Also i noticed this:

lenovo ~ # dmesg | grep net

[    0.467667] microcode: Microcode Update Driver: v2.00 <tigran@aivazian.fsnet.co.uk>, Peter Oruba

[    0.469396] audit: initializing netlink socket (disabled)

[    0.521769] SELinux:  Registering netfilter hooks

[    3.210546] console [netcon0] enabled

[    3.250682] netconsole: network logging started

[    9.888841] ctnetlink v0.93: registering with nfnetlink.

[   10.030019] Initializing XFRM netlink socket

[   27.055689] udev[5169]: renamed network interface eth0 to eth1

[   30.754911] Bluetooth: BNEP (Ethernet Emulation) ver 1.3

udev renamed eth0 to eth1? has that caused the problem?

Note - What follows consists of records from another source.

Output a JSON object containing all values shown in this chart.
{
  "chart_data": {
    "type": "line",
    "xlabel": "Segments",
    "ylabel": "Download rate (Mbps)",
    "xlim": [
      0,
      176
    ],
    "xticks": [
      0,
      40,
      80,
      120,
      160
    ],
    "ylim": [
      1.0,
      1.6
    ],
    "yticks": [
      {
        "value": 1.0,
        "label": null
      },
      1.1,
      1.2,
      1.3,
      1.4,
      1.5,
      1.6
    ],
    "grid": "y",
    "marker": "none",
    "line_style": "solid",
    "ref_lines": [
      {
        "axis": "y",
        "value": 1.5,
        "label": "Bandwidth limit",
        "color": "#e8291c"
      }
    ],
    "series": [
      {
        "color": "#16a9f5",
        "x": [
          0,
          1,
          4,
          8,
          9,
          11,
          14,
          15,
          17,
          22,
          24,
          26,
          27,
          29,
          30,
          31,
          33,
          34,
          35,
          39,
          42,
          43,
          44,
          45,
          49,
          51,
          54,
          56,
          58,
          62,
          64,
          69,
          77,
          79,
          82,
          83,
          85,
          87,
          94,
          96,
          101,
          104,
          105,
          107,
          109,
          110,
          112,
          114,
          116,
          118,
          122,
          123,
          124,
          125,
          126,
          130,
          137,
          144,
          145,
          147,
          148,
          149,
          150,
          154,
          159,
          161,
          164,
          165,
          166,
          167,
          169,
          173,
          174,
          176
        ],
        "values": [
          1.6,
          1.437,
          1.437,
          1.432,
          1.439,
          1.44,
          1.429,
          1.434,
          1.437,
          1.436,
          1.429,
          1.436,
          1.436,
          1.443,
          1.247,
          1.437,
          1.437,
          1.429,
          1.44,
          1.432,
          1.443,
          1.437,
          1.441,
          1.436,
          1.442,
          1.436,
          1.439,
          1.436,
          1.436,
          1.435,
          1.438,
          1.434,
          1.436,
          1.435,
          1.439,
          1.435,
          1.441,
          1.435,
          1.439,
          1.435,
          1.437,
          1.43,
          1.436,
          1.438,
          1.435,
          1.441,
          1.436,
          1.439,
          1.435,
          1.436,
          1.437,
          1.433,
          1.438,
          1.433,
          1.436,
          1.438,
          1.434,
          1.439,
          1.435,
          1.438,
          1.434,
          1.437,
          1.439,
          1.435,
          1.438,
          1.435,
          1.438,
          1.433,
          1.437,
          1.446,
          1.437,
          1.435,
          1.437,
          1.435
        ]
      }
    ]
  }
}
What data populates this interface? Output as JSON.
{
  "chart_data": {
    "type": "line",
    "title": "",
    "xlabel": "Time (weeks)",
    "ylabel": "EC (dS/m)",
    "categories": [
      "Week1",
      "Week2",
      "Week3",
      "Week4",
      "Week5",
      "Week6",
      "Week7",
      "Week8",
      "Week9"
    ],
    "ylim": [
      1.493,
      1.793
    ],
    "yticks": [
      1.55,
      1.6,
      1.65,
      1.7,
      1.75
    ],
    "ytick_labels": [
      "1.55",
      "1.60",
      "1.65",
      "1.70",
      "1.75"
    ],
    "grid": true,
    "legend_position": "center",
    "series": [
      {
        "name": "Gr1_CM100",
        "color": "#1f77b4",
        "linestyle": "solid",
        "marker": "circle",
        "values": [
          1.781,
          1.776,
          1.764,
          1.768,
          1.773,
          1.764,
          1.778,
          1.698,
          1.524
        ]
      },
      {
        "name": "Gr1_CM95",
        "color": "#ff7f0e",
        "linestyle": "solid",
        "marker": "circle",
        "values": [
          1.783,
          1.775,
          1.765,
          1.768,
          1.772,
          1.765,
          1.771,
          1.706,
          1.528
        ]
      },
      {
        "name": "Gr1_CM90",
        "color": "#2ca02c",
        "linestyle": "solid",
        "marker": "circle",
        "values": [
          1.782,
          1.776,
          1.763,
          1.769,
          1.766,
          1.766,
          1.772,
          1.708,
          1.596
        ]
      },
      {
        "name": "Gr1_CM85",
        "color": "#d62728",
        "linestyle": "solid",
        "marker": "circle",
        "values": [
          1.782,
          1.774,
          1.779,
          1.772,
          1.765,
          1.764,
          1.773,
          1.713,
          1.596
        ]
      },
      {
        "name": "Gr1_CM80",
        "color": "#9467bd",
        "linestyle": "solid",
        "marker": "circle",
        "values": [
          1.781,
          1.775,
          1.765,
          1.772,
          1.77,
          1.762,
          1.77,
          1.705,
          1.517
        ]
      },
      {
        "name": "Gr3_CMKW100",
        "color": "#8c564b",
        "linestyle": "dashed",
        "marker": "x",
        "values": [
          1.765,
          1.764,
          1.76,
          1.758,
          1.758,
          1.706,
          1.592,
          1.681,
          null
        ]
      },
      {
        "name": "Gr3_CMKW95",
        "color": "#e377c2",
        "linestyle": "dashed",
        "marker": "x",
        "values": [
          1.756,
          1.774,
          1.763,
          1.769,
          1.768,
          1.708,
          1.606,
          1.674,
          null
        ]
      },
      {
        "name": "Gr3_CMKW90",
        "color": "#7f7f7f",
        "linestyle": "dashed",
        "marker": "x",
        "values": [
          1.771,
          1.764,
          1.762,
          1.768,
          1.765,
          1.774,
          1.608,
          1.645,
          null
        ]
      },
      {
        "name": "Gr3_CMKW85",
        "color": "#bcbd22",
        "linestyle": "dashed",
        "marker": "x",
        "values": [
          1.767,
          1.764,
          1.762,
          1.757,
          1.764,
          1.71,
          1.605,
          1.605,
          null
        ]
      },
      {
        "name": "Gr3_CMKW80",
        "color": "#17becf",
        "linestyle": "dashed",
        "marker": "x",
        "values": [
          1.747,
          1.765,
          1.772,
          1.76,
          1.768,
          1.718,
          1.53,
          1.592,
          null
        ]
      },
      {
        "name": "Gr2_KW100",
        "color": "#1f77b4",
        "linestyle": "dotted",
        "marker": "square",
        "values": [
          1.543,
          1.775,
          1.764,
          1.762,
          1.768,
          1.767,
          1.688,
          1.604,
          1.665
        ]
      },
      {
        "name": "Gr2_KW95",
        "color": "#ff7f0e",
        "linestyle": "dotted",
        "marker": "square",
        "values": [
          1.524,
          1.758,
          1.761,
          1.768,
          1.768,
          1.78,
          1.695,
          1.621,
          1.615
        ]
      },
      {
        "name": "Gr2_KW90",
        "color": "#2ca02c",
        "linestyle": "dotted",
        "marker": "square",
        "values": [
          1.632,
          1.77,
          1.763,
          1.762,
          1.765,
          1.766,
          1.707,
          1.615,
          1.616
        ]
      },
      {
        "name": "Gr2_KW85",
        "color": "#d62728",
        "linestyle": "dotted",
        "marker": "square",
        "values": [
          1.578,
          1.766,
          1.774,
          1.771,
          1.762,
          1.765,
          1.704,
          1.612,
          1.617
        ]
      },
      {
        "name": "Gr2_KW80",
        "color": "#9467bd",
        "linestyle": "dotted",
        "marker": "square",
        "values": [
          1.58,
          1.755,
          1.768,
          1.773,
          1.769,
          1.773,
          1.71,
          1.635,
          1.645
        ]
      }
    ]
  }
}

Why?

----------

## cbx550f

Check your /etc/conf.d/net file to see how eth1 is set (normally the default for one wired adapter is eth0, you are correct, but several things can cause it to end up as eth1 instead - most commonly if you have changed the network adapter) -it's fine, so long as you have net.eth1 set up right!

I'm not familiar with the gui tools for gnome, but a quick thing to try is running "/etc/init.d/net.eth1 start" from a console - if that does it, do an "rc-update add net.eth1 default" (might want to do this before changing any settings in the /etc/conf.d/net  :Wink: )

----------

## genterminl

I can't help much with the networking side of things, but I know udev will change names of things if it thinks a device has changed, saving the old name for the old device.  If this is what happened, you should get back to the original names by deleting (save a copy first) /etc/udev/rules.d/70-persistent-net.rules.

----------

## alechiko

I considered both of the suggestions made here. Checked in /etc/conf.d/net didn't find anything i believed needed to be changed, thanks for the input all the same  :Very Happy: 

Regarding the udev suggestion, removing the 70-persistent-net.rules (after backing up of course) and merging an update to udev with a reboot did fix the problem. I compared the file before and after. There were entries before for eth0, eth1, and wlan0 (all with different mac addresses) and after, just eth0, and wlan0. No idea what the 3rd device was or what it's mac address corresponded to since there are only two network adapters in the computer. Perhaps something virtual? Anyway, works. Thanks!

----------